Autre avantage des emails catch-all, elle permet à votre entreprise d’éviter de recevoir directement un nombre plus ou moins grand d’emails non sollicités. Tout est envoyé sur le catch-all, il ne reste ensuite plus qu’à faire le tri.

Créer une adresse catch-all

Reprenons notre exemple plus haut. Vous devez configurer « david@exemple.com » pour qu’elle soit votre adresse catch-all. Elle servira donc à récupérer tous les emails envoyés au nom de domaine « exemple.com », mais dont les adresses sont inexactes, car mal écrites.

Attention, sachez que de nombreux services d’hébergement d’emails n’acceptent plus la création d’une adresse catch-all en raison du trop grand nombre d’abus de la part des spammeurs envoyant des emails à des adresses générées de manière aléatoire.

Catch-all avec ou sans bounce ?

Il y a deux manières de configurer votre catchall :

  1. Sans bounce ; le domaine est invérifiable et le catch-all indétectable par les personnes qui envoient les emails. Elles ne peuvent donc pas savoir si l’adresse utilisée existe ou pas, même en effectuant un test de validité, et ne recevront pas de message de bounce en cas d’erreur.
  2. Avec bounce, l’adresse catch-all n’est pas détectable lors de la phase de test d’envoi, mais le sera au moment de l’envoi réel. L’expéditeur recevra alors un retour d’email avec message d’erreur.

Devriez-vous inclure les adresses catch-all dans vos campagnes d’emailing ?

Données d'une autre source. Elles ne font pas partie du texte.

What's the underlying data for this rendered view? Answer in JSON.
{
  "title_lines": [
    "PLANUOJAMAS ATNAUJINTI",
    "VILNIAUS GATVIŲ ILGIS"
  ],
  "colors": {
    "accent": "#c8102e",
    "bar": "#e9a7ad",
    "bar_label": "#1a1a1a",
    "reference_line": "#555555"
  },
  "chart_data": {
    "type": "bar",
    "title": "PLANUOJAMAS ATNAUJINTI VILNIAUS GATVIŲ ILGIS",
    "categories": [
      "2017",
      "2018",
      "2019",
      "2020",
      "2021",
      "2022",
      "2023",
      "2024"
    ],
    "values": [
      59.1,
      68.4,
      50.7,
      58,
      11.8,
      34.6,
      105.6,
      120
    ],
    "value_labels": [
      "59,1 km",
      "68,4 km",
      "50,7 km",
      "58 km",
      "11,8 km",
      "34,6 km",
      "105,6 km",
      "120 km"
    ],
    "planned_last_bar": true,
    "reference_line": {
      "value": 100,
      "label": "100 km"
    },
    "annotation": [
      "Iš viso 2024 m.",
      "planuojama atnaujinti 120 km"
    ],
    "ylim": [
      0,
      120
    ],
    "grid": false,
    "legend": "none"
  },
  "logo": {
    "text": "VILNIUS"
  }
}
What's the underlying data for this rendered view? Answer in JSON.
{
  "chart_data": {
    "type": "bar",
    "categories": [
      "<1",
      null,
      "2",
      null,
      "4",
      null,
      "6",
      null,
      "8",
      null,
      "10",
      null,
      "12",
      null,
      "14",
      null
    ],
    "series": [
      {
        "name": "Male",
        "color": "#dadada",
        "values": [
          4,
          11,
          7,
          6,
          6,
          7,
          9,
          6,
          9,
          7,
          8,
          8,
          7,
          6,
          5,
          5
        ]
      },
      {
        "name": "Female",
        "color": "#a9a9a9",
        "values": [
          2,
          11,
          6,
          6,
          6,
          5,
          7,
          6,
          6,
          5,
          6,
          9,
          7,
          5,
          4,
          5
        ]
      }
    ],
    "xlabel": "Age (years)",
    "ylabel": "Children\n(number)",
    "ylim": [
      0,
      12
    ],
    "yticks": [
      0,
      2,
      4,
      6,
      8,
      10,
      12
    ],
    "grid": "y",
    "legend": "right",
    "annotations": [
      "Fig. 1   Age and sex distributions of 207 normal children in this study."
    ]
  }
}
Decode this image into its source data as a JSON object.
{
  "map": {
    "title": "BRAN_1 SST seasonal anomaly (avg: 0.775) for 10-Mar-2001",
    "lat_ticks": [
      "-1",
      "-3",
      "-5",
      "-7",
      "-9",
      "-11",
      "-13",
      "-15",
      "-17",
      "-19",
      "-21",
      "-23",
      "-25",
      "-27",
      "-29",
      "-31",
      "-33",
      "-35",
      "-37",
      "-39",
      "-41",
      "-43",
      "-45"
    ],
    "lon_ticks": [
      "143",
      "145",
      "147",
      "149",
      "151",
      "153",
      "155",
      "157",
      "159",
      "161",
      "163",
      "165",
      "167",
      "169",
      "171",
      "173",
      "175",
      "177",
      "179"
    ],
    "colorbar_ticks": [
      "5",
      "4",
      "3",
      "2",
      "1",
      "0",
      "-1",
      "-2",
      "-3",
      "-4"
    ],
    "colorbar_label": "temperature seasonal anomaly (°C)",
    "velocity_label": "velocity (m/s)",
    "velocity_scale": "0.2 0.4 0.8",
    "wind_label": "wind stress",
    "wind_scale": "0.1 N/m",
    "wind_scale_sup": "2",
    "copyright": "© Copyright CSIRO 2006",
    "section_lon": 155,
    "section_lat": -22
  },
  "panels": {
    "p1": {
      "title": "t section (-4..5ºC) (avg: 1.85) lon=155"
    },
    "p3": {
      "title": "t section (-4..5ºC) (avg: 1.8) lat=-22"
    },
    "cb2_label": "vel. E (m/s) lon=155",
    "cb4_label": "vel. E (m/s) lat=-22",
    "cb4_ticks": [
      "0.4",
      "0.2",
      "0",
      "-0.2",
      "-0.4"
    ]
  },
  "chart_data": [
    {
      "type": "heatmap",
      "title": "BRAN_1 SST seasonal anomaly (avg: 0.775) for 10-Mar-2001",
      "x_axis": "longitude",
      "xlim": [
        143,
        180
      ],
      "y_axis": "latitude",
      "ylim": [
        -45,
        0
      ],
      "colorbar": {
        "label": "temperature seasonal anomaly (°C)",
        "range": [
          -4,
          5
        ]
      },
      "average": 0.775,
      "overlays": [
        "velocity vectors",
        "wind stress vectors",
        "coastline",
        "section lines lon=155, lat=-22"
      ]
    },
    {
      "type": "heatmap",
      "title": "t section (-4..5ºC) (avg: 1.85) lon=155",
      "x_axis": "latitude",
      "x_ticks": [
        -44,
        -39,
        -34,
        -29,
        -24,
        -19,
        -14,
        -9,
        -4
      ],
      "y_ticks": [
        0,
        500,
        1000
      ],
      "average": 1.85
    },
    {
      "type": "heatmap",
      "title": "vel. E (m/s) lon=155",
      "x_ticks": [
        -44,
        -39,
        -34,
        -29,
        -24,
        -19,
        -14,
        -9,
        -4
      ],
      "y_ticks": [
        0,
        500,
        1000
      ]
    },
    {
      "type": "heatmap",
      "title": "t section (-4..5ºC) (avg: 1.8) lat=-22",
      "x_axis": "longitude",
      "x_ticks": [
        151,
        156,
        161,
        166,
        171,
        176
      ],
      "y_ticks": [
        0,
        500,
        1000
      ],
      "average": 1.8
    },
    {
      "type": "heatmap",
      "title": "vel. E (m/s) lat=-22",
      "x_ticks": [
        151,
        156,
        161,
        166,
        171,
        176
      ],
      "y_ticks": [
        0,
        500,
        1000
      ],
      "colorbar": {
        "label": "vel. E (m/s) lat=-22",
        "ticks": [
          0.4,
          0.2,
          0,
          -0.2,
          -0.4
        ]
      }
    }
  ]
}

Il y a des avantages et des inconvénients à cela. Seul l’envoi réel vous permettra éventuellement de savoir si votre email bounce ou pas. De plus, même s’il ne bounce pas, vous ne pourrez pas être totalement sûrs que le message a bien été réceptionné par la personne visée. Quoi qu’il en soit, envoyer des emails à des adresses catch-all ne constitue pas en soit un risque réel et ne devrait pas trop affecter votre réputation d’expéditeur, sauf si vous continuez de faire des envois sur les bounces, ou si les adresses invalides sont trop nombreuses. Votre email peut aussi tout simplement arriver à la bonne personne et ne sera au moins pas perdu.

Pour mettre toutes les chances de votre côté, vérifiez votre liste avant de lancer la campagne, assurez-vous qu’elle soit saine, en tout cas le plus possible. Regardez la façon dont les emails ont été collectés. Si ce sont par exemple des adresses renseignées par des personnes inscrites à vos communications, le nombre d’emails invalides sera bien moins élevé (moins de rebonds) que s’il s’agit d’adresses provenant de listes de diffusion achetées ou louées. Cela vaut encore plus si vous avez utilisé l’opt-in ou le double opt-in.

Essayez également de savoir à quel moment vous avez obtenu ces contacts. Une adresse obtenue il y a plusieurs années à plus de chance d’être obsolète qu’une adresse obtenue récemment.

Sachez enfin que CaptainVerify permet de vérifier au préalable les adresses de vos contacts.

Au lieu d’éliminer un grand nombre de contacts potentiellement significatifs pour votre campagne, vous pouvez commencer à vous familiariser avec le catch-all, voire à l’apprivoiser, en intégrant par exemple un pourcentage défini d’emails collecteurs dans votre liste d’envoi. Si les résultats sont positifs, vous pourrez alors augmenter ce pourcentage. L’essentiel est de garder vos listes propres, de toujours effectuer des tests et au préalable, et d’avoir des emails catch-all valides pour eventuellement faire de la segmentations.